Из миски на столе Салли взял несколько луковиц и картофелин и положил их на разделочную доску.

– Подойди-ка сюда, подсоби мне. Я покажу, как готовить бродяжью похлебку.

Я взяла нож и разрезала луковицу напополам.

– Что за бродяжья похлебка? Из бродяг, что ли? – я не смогла удержаться от вопроса.

Он рассмеялся, откинув голову и похлопав по колену.

– Нет-нет. Просто из всего, что найдется.

Открыв холодильник, он пошарил на одной из полок.

– Посмотрим, есть ли у нее тут говяжий фарш… ха! И морковка есть.

Салли включил духовку.

– На четыреста, – бросил он через плечо и руками вытащил мясо из упаковки.

По его пальцам потекла кровь. Я старалась не думать об этом.

Я наблюдала за тем, как он ходит по кухне, как вытаскивает две банки консервированной фасоли и возится с электрической открывашкой. Поставив кастрюлю с мясом и овощами на огонь, Салли приметил пирог в пластиковом контейнере, открыл крышку и, нагнувшись, принюхался.

– М-м, а это что такое?

– Думаю, морковный пирог.

– Она еще и крем сама сделала. Со сливочным сыром. Выглядит аппетитно.
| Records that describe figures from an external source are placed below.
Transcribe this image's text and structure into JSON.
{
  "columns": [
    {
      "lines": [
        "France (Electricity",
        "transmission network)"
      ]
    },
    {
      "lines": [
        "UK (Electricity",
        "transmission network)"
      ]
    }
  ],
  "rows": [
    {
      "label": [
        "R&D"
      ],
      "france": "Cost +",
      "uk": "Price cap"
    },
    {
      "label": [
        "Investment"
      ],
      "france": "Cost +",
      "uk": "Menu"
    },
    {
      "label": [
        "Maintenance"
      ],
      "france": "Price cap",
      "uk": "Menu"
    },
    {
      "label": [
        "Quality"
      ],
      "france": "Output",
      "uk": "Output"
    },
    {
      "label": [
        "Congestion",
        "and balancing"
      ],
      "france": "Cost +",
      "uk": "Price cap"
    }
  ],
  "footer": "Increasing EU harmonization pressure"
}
Отложив крышку, он посмотрел на меня.

– А что ты вообще у нее делала?

– Ничего. Она попросила меня помочь донести покупки, а потом пригласила на завтрак.

– А потом устала и сказала, чтобы ты чувствовала себя как дома, так?

Я не знаю, почему меня вдруг охватило чувство вины, особенно после того, как я стала свидетелем его поступка.

– Она была добра ко мне. Я не сделала ничего плохого.

Мужчина окинул меня странным взглядом, смысла которого я не поняла.

– Я и не говорил этого.

Смешав ингредиенты в кастрюле, он посыпал их тертым сыром и поставил кастрюлю в духовку.

Часы на каминной полке пробили шесть, когда Салли принес в кухню из гостиной свой дорожный мешок, прислонил его к холодильнику и вытянул из него нечто вроде длинной веревки. Поначалу мне показалось, что это и есть обычная веревка, но тут он взял толстый серебристый локон из шиньона миссис Хармон, уложил его довольно почтительно на ситцевую салфетку, и тут я поняла, из чего же сделана эта «веревка». Она была сплетена из женских волос, рыжих и каштановых, черных и седых, кудрявых и прямых. Я не знала, что нечто может быть таким нелепо-гротескным и прекрасным одновременно.

Перекинув один конец веревки через колено, Салли аккуратно разделил локон волос миссис Хармон на две, а затем на четыре равных части.